The High Court of London will announce this Tuesday whether it authorizes Julian Assange to appeal your case again in the United Kingdom or if, instead, his extradition to the United States may be activated, approved by the British Government in 2022. Judges Victoria Sharp and Adam Johnson, who heard the parties in two preliminary hearings in February, will decide whether to support or revoke the ruling issued on June 6, 2023 by their colleague Jonathan Swift.

This judge denied him permission to continue appealing in this country and accepted the surrender order signed in June 2022 by the then Minister of the Interior Priti Patel. It is expected that Stella Assange, wife of the computer scientist Australian, who is on remand in London’s Belmarsh prison, make statements on Tuesday outside the court, where dozens of supporters of the WikiLeaks founder will also gather.

Washington demands Assange for 18 crimes of espionage and computer intrusion – punished, according to their defense, with up to 175 years in prison – for the revelations on their website, which in 2010 and 2011 exposed alleged war crimes by the United States in the conflicts in Iraq and Afghanistan.

The former hacker’s lawyers asked the High Court for permission to appeal aspects of the litigation that were not appealed in another process in 2021, as well as the extradition order signed by Patel. If the magistrates agree to your demand, a new appeal trial will begin before the English Justice, which could last over time.

If it is denied, your delivery will be activated

If they deny it, their delivery to the United States will be activated, in which case the defense has already said that it will request precautionary measures to stop it to the European Court of Human Rights (ECtHR) and the opening of a process there, although there are no guarantees that Strasbourg will accept it.

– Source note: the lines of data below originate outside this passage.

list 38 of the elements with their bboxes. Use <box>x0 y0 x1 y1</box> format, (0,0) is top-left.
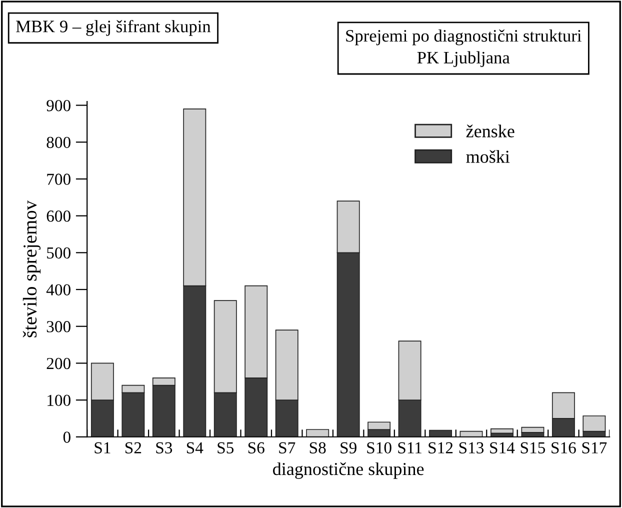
y-tick-label: 200 <box>46 358 70 370</box>
x-tick-label: S13 <box>459 442 484 454</box>
bar <box>521 426 544 433</box>
x-tick-label: S3 <box>156 442 172 454</box>
legend-label: moški <box>466 150 510 163</box>
y-tick-label: 500 <box>47 247 70 259</box>
y-tick-label: 300 <box>46 321 70 332</box>
x-tick-label: S7 <box>279 442 296 454</box>
y-tick-label: 800 <box>46 136 70 148</box>
bar <box>429 430 452 437</box>
x-tick-label: S14 <box>490 442 515 454</box>
bar <box>460 430 483 437</box>
x-tick-label: S5 <box>218 442 234 454</box>
bar <box>306 429 330 437</box>
x-tick-label: S6 <box>248 442 264 454</box>
y-tick-label: 400 <box>46 284 70 296</box>
x-tick-label: S15 <box>520 442 546 454</box>
x-tick-label: S16 <box>552 442 576 454</box>
bar <box>490 428 514 434</box>
chart-title: Sprejemi po diagnostični strukturi PK Ljubljana <box>346 29 582 68</box>
x-tick-label: S1 <box>94 442 110 454</box>
y-axis-title: število sprejemov <box>22 200 41 338</box>
x-tick-label: S17 <box>582 442 607 454</box>
x-tick-label: S8 <box>310 442 326 454</box>
x-tick-label: S2 <box>125 442 142 454</box>
text: MBK 9 – glej šifrant skupin <box>16 20 211 36</box>
x-tick-label: S4 <box>186 442 204 454</box>
x-tick-label: S11 <box>398 442 422 454</box>
x-tick-label: S10 <box>367 442 392 454</box>
legend-label: ženske <box>466 124 514 138</box>
y-tick-label: 100 <box>48 394 70 406</box>
x-axis-title: diagnostične skupine <box>273 462 424 479</box>
x-tick-label: S9 <box>340 442 356 454</box>
y-tick-label: 900 <box>46 100 70 112</box>
y-tick-label: 700 <box>47 174 70 185</box>
x-tick-label: S12 <box>428 442 453 454</box>
y-tick-label: 0 <box>63 432 70 443</box>
y-tick-label: 600 <box>46 210 70 222</box>
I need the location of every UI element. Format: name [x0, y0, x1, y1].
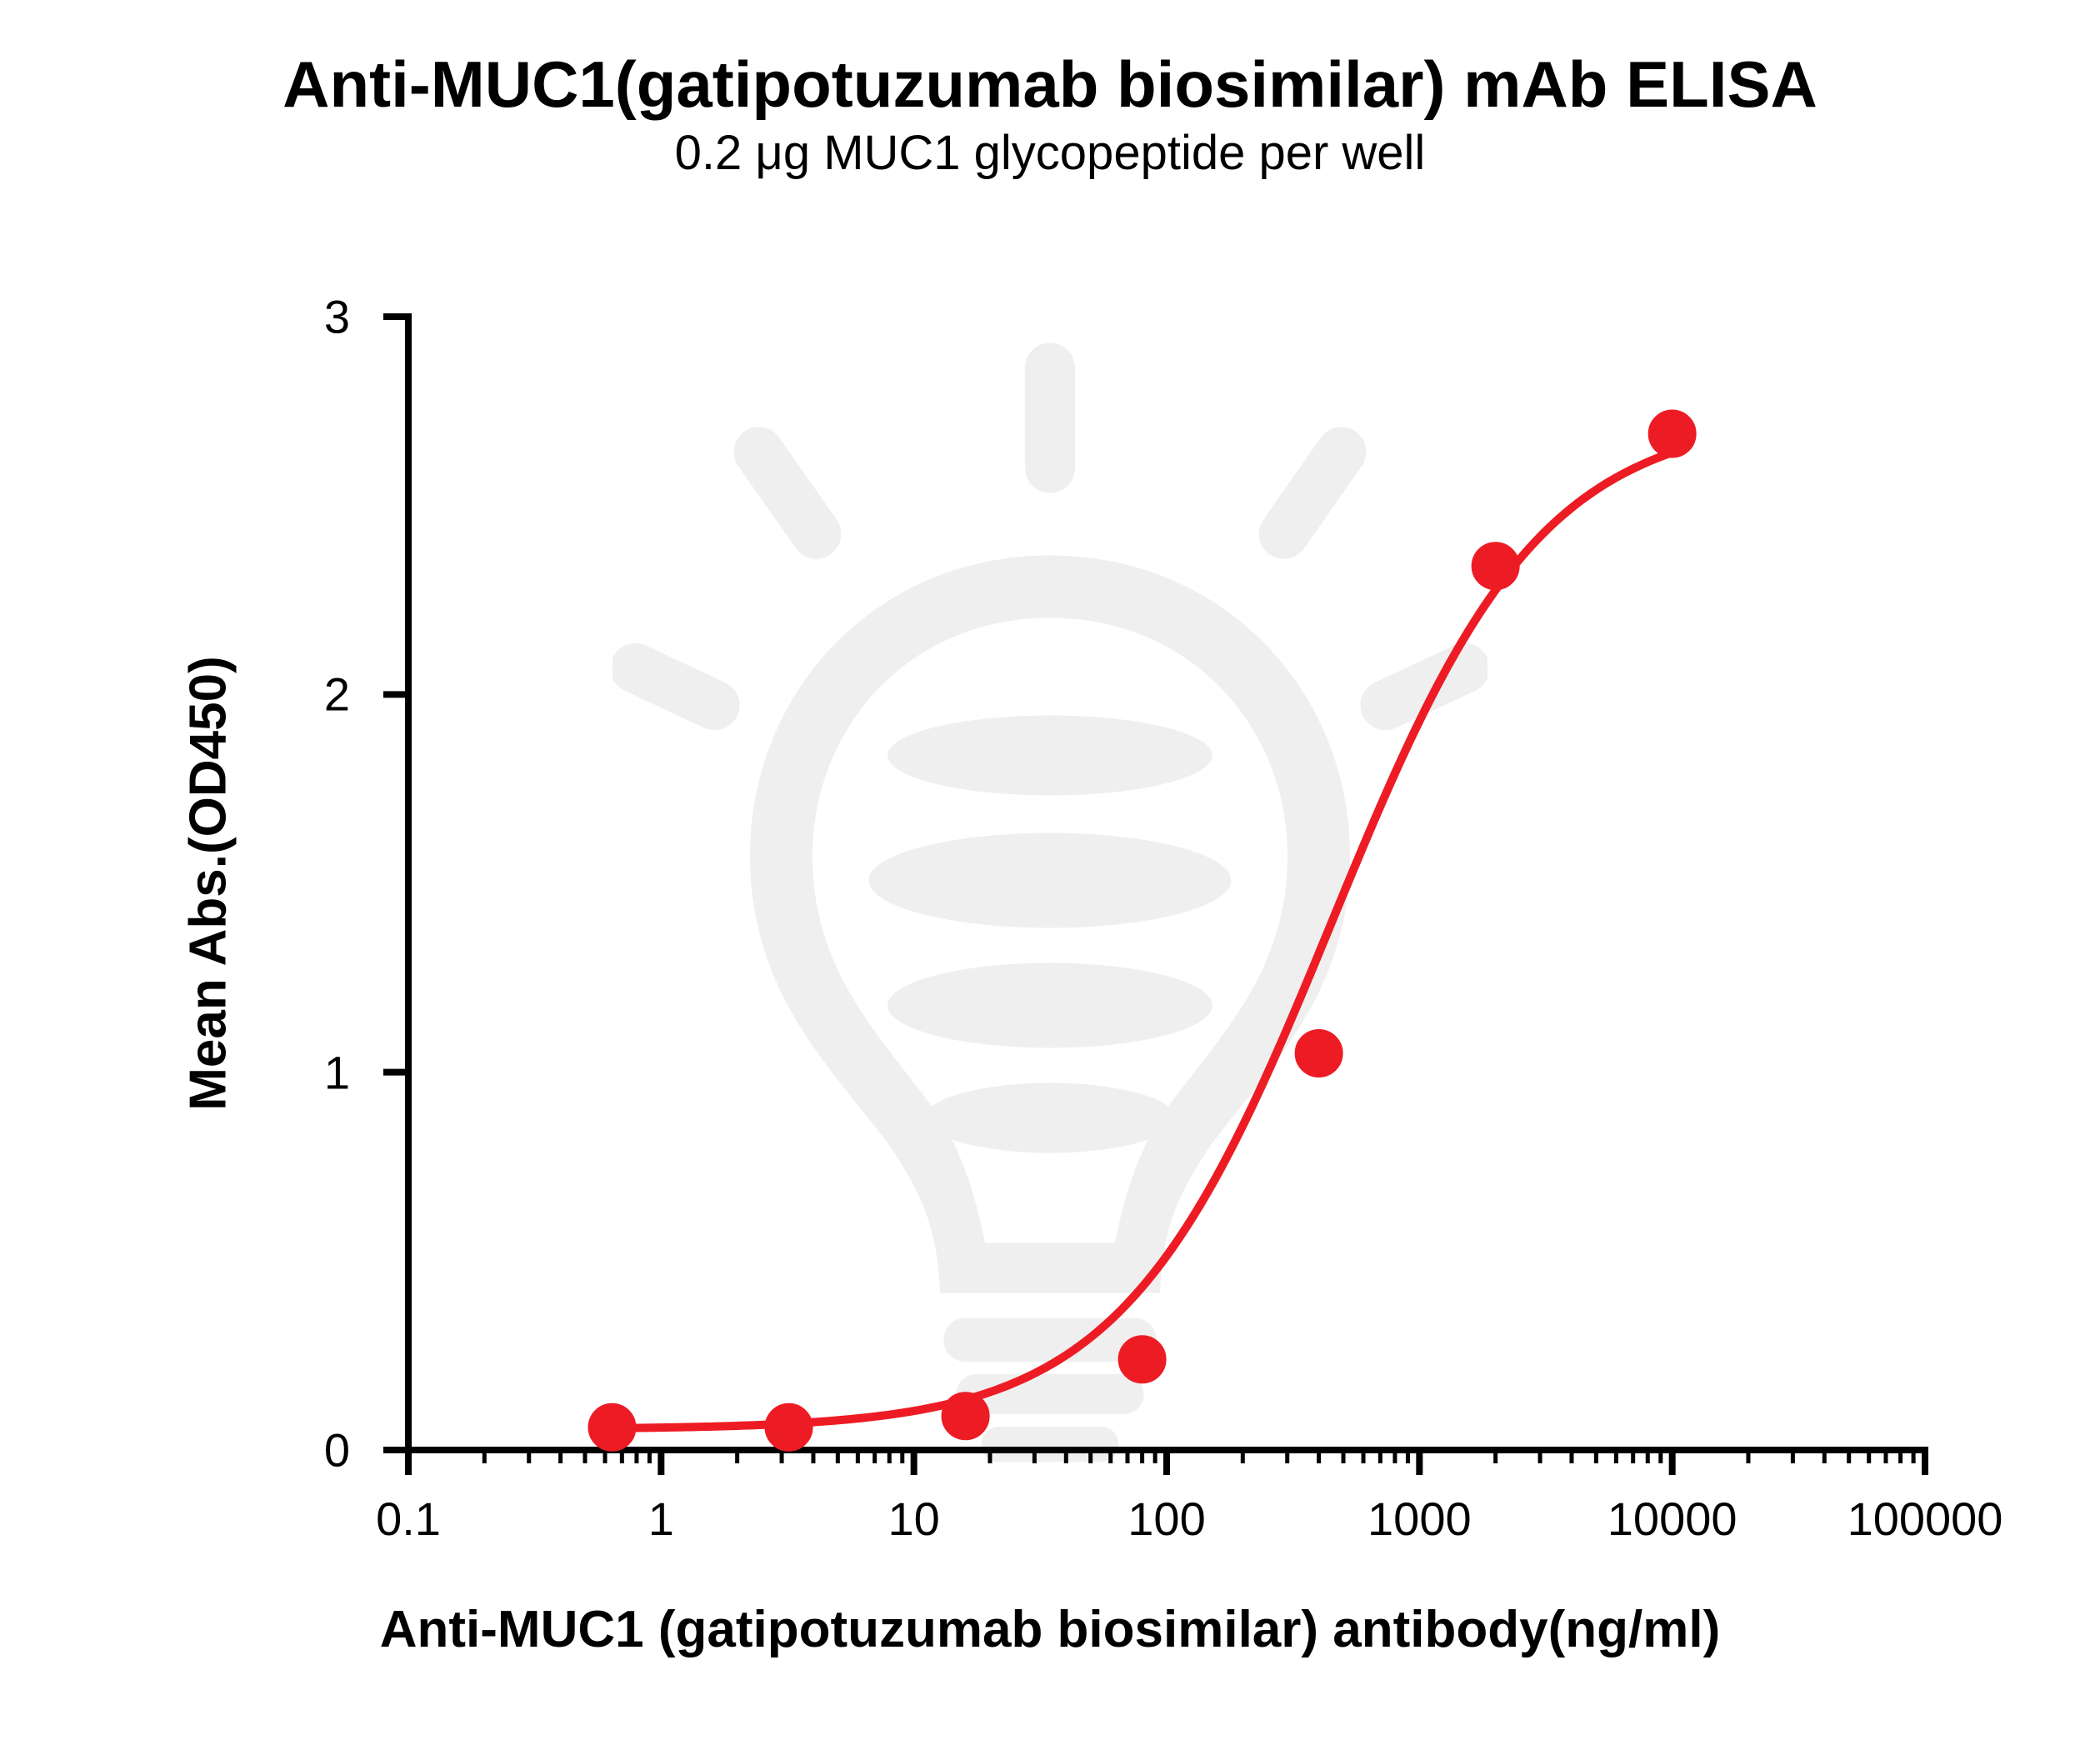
data-point	[589, 1404, 636, 1451]
y-tick-label: 0	[283, 1423, 350, 1478]
data-point	[942, 1392, 989, 1439]
y-tick-label: 1	[283, 1045, 350, 1099]
chart-container: Anti-MUC1(gatipotuzumab biosimilar) mAb …	[0, 0, 2100, 1745]
data-point	[1296, 1030, 1342, 1077]
y-tick-label: 3	[283, 290, 350, 344]
x-tick-label: 10000	[1608, 1492, 1738, 1546]
x-tick-label: 100	[1128, 1492, 1205, 1546]
data-point	[1119, 1336, 1166, 1382]
x-tick-label: 1	[648, 1492, 674, 1546]
data-point	[1472, 542, 1519, 589]
plot-svg	[0, 0, 2100, 1745]
x-tick-label: 100000	[1848, 1492, 2003, 1546]
data-point	[1649, 411, 1696, 458]
y-tick-label: 2	[283, 668, 350, 722]
x-tick-label: 10	[888, 1492, 940, 1546]
x-tick-label: 1000	[1368, 1492, 1472, 1546]
data-point	[766, 1404, 812, 1451]
fit-curve	[601, 451, 1678, 1428]
x-tick-label: 0.1	[376, 1492, 441, 1546]
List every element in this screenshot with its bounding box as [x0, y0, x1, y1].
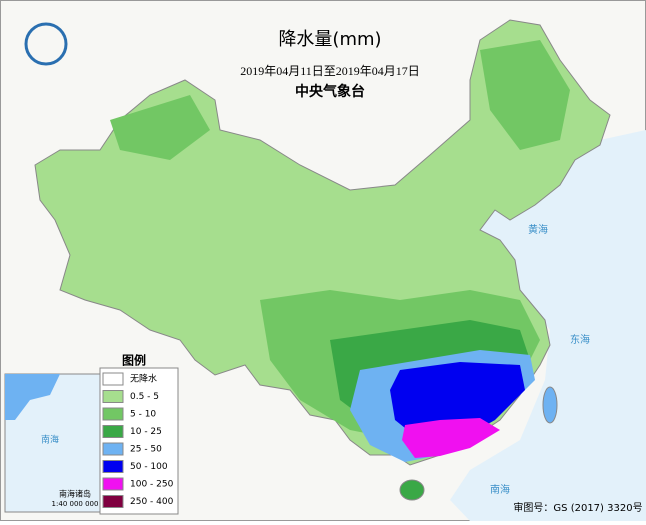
sea-label: 南海	[490, 483, 510, 496]
sea-label: 黄海	[528, 223, 548, 236]
logo	[24, 22, 68, 66]
taiwan	[542, 386, 558, 424]
inset-title: 南海诸岛	[59, 489, 91, 499]
legend-swatch	[102, 407, 124, 421]
inset-scale: 1:40 000 000	[52, 500, 99, 508]
legend-swatch	[102, 390, 124, 403]
issuer: 中央气象台	[295, 83, 365, 100]
legend-label: 10 - 25	[130, 427, 162, 437]
inset-land	[5, 374, 60, 420]
rain-100-250	[402, 418, 500, 458]
legend-swatch	[102, 442, 124, 456]
rain-50-100	[390, 362, 525, 440]
title: 降水量(mm)	[278, 29, 381, 50]
legend-swatch	[102, 495, 124, 508]
period: 2019年04月11日至2019年04月17日	[240, 64, 420, 78]
legend-label: 100 - 250	[130, 480, 174, 490]
approval-number: 审图号：GS (2017) 3320号	[513, 501, 642, 514]
rain-5-10-north	[110, 40, 570, 160]
legend-label: 5 - 10	[130, 410, 156, 420]
legend-swatch	[102, 460, 124, 473]
legend-label: 25 - 50	[130, 445, 162, 455]
legend-label: 50 - 100	[130, 462, 168, 472]
legend-swatch	[102, 372, 124, 386]
legend-swatch	[102, 425, 124, 438]
hainan	[399, 479, 425, 501]
legend-label: 无降水	[130, 373, 157, 385]
legend-title: 图例	[122, 353, 146, 368]
sea-label: 南海	[41, 434, 59, 446]
legend-label: 250 - 400	[130, 497, 174, 507]
legend-label: 0.5 - 5	[130, 392, 159, 402]
legend	[99, 367, 179, 515]
legend-swatch	[102, 477, 124, 491]
sea	[450, 130, 646, 521]
sea-label: 东海	[570, 333, 590, 346]
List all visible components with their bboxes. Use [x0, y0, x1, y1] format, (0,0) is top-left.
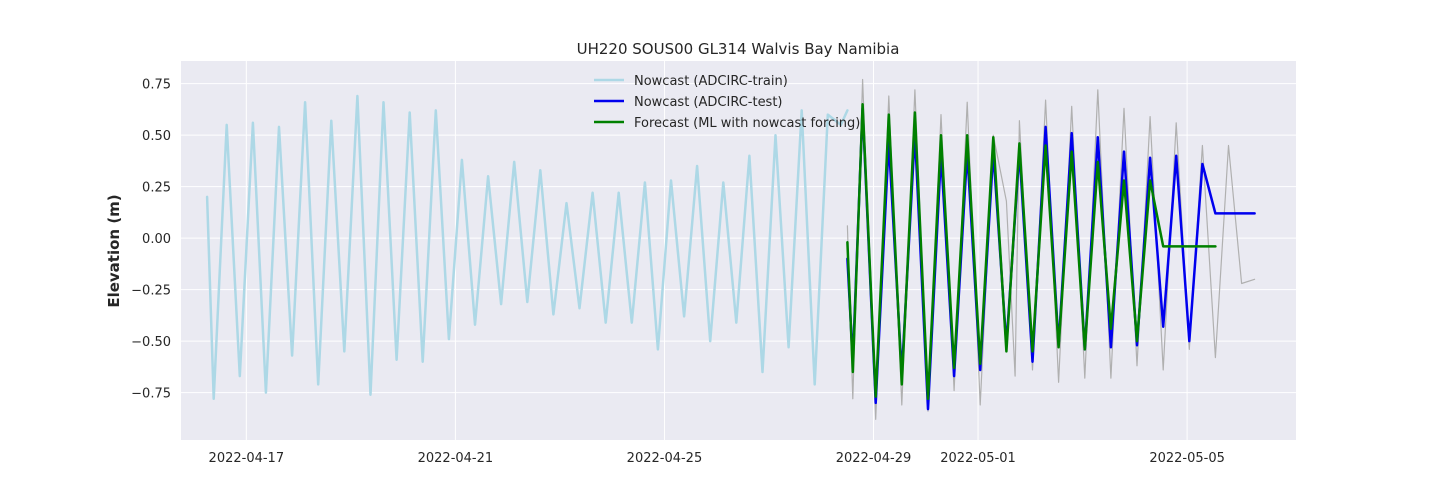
y-axis: 0.75 0.50 0.25 0.00 −0.25 −0.50 −0.75	[131, 78, 171, 402]
x-tick-label: 2022-04-17	[209, 451, 285, 466]
y-axis-label: Elevation (m)	[105, 194, 123, 307]
series-layer	[205, 78, 1256, 420]
y-tick-label: 0.25	[142, 181, 171, 196]
x-axis: 2022-04-17 2022-04-21 2022-04-25 2022-04-29…	[209, 451, 1225, 466]
x-tick-label: 2022-04-21	[418, 451, 494, 466]
x-tick-label: 2022-04-29	[836, 451, 912, 466]
series-line	[846, 103, 1217, 401]
legend: Nowcast (ADCIRC-train) Nowcast (ADCIRC-te…	[594, 74, 860, 131]
x-tick-label: 2022-05-01	[940, 451, 1016, 466]
chart-title: UH220 SOUS00 GL314 Walvis Bay Namibia	[577, 40, 900, 58]
y-tick-label: 0.75	[142, 78, 171, 93]
x-tick-label: 2022-04-25	[627, 451, 703, 466]
x-tick-label: 2022-05-05	[1149, 451, 1225, 466]
y-tick-label: 0.50	[142, 129, 171, 144]
legend-label: Nowcast (ADCIRC-train)	[634, 74, 788, 89]
y-tick-label: −0.25	[131, 284, 171, 299]
y-tick-label: 0.00	[142, 232, 171, 247]
legend-label: Forecast (ML with nowcast forcing)	[634, 116, 860, 131]
legend-label: Nowcast (ADCIRC-test)	[634, 95, 783, 110]
y-tick-label: −0.75	[131, 387, 171, 402]
series-line	[205, 94, 849, 401]
plot-area	[181, 61, 1296, 440]
y-tick-label: −0.50	[131, 335, 171, 350]
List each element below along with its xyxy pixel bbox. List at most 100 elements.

In listing the arguments that would support his potential appeal, Assange’s lawyers, Edward Fitzgerald and Mark Summers, said in February that his surrender would violate the British-American Extradition Treaty The crimes charged, in his opinion, being of a political nature and against his freedom of expression, in addition to possibly carrying the death penalty.

They also argued that he would not have a fair trial in the United States since, due to the location of the court, the jury would be chosen from people linked to the Government in Washington. Clair Dobbin, on behalf of the US Justice, on his behalf asked the Superior to Disavow the resource and give the green light to deliveryarguing that it is legal because the charges against the accused are not political but “criminal crimes based on evidence” included in the American Espionage Act of 2017.

He stressed that it is incorrect when the defense tries to compare Assange, who it said tried between 2009 and 2015 to recruit hackers for WikiLeaks, with “an ordinary journalist or editor” who uses sources for their news. Julian Assange, who has spent almost 14 years in captivity in England without having been convicted of any crime, was unable to attend the February hearings amid fears about his deteriorating health.

After being initially detained in 2010 at the request of Sweden for a case now archivedthe 52-year-old Australian took refuge in 2012 as a political asylum at the Ecuadorian embassy in London, from which he was expelled in 2019 and detained at the request of the United States, which instigated the current process.